As important as data is to the business, the growing number of data sources, formats, and technologies make it troublesome to integrate and analyze all that data. This puts pressure on the data analysts and engineering teams as processing such disparate datasets can be messy.
Consolidating information spread across myriad sources requires proper ETL integration capabilities to extract, transfer, load large quantities of information.
When a business enterprise needs to garner data from data sources within its ecosystem, but that data is not properly optimized or cleansed, that is where the role of the ETL process comes into play.
In this blog post, you’ll know details of ETL data integration: steps, importance, challenges, and solutions.
An ETL process garners and refines different types of data, and then loads it into a data warehouse or data lake. Let’s delve into each step:
Extract: In this step, raw data is extracted from the target sources (heterogenous) including, APIs, sensor data, business systems, transaction databases, etc. This data is then migrated into a temporary, staging data repository.
Transform: The raw data that has been extracted from different sources is transformed into a specific format. In this step, data undergoes a cleansing, mapping, and transformation process, often to a specific schema in order to meet specific needs. In other words, data is structured and converted to match the correct target source.
Load: Finally, the converted data is loaded from a staging area to a target database. In the target warehouse, the data can be properly analyzed and used.
Point to note: Each step in the ETL process is performed sequentially. However, the specific nature of each step – which format will be required for the target database – will be contingent on the enterprise’s specific needs and requirements.
ETL has remained a standard for data warehousing and analytics for some time now. But with disruption happening across business marketplaces, we must ETL not only as its own microcosm of data readiness processes within an enterprise, but also in the context of enterprise-wide data integration and improved business outcomes.
The quality of data is directly related to the ability of an organization to generate insights and make better decisions. And this is where ETL helps. It helps users ensure good data hygiene and added business value to the output. Some of the critical functions performed by ETL solutions are:
It reconciles different data formats to move data from a legacy system into modern technology.
It synchronizes data from partners including, suppliers and customers.

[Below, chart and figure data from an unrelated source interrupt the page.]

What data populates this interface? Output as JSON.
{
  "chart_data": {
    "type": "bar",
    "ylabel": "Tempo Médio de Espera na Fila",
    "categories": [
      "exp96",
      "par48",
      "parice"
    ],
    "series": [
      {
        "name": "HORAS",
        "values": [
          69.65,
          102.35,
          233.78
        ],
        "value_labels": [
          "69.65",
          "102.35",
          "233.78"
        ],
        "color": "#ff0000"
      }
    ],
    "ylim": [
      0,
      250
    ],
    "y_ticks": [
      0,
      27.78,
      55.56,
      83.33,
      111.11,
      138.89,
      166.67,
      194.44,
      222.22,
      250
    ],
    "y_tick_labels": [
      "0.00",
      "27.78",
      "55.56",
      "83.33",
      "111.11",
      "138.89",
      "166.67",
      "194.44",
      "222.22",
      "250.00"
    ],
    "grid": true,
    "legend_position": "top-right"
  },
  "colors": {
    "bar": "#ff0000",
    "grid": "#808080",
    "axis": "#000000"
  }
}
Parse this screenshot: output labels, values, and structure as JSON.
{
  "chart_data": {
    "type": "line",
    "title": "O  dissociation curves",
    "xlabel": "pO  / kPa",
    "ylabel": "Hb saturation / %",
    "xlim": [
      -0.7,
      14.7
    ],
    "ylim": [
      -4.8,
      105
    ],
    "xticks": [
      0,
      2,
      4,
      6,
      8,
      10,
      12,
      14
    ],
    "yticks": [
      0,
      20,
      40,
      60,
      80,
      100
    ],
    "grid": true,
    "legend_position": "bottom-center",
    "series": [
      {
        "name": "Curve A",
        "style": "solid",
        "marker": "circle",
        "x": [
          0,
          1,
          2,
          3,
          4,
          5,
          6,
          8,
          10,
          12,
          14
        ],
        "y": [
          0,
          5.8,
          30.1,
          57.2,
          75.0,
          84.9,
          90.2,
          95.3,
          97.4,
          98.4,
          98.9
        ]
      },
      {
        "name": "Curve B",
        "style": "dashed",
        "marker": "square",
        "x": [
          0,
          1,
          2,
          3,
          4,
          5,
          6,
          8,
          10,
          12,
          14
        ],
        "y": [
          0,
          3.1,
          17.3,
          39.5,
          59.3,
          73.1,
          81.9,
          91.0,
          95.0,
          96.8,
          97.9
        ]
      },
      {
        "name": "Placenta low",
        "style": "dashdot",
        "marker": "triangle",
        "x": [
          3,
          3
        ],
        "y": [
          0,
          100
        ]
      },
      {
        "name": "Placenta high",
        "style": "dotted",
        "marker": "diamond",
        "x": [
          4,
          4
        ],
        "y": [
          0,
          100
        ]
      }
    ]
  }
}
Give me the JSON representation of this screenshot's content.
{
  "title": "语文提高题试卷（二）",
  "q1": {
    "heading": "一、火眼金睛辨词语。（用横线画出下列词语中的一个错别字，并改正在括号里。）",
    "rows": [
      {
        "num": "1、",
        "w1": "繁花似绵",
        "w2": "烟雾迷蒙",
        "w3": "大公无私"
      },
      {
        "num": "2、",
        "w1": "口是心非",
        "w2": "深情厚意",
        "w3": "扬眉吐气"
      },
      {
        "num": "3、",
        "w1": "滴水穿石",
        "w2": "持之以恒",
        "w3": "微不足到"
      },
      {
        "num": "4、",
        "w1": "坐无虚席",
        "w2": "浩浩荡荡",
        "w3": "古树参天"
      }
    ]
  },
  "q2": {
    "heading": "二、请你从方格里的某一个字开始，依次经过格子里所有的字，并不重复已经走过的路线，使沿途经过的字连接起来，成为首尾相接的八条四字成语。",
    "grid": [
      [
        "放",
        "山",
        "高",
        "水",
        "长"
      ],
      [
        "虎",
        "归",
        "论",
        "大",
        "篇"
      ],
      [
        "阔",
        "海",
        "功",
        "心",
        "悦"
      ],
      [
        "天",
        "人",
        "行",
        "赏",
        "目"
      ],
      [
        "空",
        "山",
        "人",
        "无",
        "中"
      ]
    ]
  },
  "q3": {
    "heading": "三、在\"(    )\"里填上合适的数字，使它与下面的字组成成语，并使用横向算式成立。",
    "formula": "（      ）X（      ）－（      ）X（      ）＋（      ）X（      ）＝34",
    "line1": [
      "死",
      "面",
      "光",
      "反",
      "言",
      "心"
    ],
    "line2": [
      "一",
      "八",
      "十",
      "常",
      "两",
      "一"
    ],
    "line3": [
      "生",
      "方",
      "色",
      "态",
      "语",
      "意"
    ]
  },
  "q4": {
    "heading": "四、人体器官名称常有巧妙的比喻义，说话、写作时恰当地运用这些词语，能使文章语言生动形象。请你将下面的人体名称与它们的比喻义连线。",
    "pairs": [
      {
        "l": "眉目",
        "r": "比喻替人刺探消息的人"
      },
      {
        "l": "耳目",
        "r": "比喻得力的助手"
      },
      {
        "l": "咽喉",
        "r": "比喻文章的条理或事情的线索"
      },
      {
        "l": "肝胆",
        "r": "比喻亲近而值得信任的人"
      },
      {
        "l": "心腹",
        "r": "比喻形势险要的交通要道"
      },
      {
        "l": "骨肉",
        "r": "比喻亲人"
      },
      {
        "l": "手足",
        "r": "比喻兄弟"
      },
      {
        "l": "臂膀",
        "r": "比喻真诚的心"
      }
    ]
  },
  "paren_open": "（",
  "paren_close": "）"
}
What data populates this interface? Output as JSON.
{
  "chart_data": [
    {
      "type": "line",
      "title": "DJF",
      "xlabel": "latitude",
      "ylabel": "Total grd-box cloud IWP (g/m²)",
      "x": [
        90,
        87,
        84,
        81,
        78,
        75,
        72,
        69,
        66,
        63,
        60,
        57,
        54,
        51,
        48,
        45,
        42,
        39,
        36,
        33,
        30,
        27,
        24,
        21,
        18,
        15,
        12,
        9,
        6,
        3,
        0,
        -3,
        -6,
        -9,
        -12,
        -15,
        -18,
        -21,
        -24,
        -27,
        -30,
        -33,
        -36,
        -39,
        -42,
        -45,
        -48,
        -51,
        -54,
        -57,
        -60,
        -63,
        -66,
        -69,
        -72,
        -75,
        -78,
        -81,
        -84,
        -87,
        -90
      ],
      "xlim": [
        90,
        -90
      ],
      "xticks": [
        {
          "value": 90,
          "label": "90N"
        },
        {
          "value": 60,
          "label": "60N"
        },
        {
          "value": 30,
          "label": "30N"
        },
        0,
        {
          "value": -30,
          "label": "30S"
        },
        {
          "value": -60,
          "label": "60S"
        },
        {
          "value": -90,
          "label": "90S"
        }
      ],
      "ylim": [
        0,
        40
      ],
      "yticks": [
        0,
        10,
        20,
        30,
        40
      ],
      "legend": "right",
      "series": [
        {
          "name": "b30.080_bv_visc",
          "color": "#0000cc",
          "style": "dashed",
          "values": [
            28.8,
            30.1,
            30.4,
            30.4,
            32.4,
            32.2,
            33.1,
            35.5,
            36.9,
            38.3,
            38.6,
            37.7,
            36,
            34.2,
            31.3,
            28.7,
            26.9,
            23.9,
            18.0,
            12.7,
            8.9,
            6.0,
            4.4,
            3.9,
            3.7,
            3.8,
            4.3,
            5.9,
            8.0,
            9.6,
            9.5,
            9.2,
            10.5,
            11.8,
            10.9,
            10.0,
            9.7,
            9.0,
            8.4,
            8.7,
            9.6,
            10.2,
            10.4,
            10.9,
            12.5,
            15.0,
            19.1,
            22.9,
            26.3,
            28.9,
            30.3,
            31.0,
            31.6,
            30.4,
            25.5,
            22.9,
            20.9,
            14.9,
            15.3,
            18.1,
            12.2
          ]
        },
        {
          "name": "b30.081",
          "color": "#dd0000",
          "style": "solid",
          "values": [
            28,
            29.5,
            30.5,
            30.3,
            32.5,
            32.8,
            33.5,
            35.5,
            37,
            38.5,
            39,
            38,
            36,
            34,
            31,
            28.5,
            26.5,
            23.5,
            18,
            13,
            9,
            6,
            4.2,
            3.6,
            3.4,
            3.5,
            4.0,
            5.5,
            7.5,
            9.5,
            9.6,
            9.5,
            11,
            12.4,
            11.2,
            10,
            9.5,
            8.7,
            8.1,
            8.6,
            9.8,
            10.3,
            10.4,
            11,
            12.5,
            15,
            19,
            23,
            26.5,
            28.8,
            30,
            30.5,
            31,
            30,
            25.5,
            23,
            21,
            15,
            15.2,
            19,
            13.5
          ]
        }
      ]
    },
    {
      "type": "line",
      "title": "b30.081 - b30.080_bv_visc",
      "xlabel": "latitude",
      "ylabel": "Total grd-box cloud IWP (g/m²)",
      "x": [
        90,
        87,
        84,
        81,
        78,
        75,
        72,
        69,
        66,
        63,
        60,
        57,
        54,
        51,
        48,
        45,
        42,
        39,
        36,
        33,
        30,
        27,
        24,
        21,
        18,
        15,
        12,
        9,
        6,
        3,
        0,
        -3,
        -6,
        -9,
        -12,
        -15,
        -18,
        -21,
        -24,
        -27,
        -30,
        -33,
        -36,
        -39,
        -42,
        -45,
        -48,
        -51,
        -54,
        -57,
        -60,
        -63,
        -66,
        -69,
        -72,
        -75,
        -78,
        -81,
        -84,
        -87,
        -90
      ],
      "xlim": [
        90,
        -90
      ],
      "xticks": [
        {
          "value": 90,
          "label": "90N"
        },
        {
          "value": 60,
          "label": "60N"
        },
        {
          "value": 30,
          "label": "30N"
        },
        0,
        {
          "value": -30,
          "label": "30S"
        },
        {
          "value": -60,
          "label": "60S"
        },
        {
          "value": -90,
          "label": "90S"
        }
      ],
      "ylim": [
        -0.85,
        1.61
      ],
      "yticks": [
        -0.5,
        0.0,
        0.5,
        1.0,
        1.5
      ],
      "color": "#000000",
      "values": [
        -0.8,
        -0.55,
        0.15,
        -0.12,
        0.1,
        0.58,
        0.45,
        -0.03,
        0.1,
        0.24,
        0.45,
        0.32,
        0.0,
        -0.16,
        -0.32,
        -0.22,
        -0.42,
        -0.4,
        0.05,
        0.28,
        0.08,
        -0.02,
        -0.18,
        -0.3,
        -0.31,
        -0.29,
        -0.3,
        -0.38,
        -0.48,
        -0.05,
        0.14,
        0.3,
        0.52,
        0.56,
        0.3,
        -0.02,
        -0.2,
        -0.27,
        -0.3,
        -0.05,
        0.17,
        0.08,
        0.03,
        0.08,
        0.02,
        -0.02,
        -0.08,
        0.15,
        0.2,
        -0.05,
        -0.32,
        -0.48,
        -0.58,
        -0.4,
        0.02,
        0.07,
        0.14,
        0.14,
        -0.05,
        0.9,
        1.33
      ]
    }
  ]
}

It consolidates data from multiple overlapping systems acquired via merger and/or acquisition.
It combines transactional data from a data store so it can be read and analyzed by business users.
Basically, it enables users such as sales teams to gain information about potential customers and marketing teams to analyze digital conversion rates - to ultimately improve data readiness and data integration so companies can easily use the actionable insights for making decisions.
Despite all these benefits, many ETL integration tools are not able to deliver the required value at the speed of business. Oftentimes, ETL processes are difficult to scale. And rigorous support of full-time data engineers to develop and maintain the scripts that keep the data flowing is needed. With any change in schemas or APIs, the data engineers need to update their scripts to accommodate them, which results in downtime and high operational overheads. With large quantities of data being ingested from so many disparate (often fast-moving) data sources, teams find it tough to maintain and refurbish critical ETL flows.
Another major challenge is that step of creating source-to-target data mappings for enabling data transformation is time-consuming and tedious especially when the underlying source and target systems change. This fuels problem such as missing information and data inserted into the wrong fields. Incorrect mappings ultimately risk organizations’ ability to make decisions, leading to missed opportunities and lost revenue.
The need of the hour is to reimagine the data integration tools that help users supercharge their ETL capabilities.
To resolve these issues, companies need to transform the way they extract, transform, and load customer data using self-service.
By reimagining the data integration solutions through self-service, companies can empower their business users to create new customer data connections in minutes—securely and easily. Users can easily point and click through easy screens and utilize machine learning and security protocols to onboard and manage multi-dimensional, complex data and stream it in real-time to execute modern-day business transactions. This frees IT teams from tedious and thankless custom coding and EDI mapping and instead focus on more strategic tasks.
Related White Paper: Reimagine your Customer Data Integration
As we are heading into the digitally transformative era, it’s even important for us to revamp our ETL data integration methods. Not only will that enable us to make good decisions but also delight customers and create revenue faster.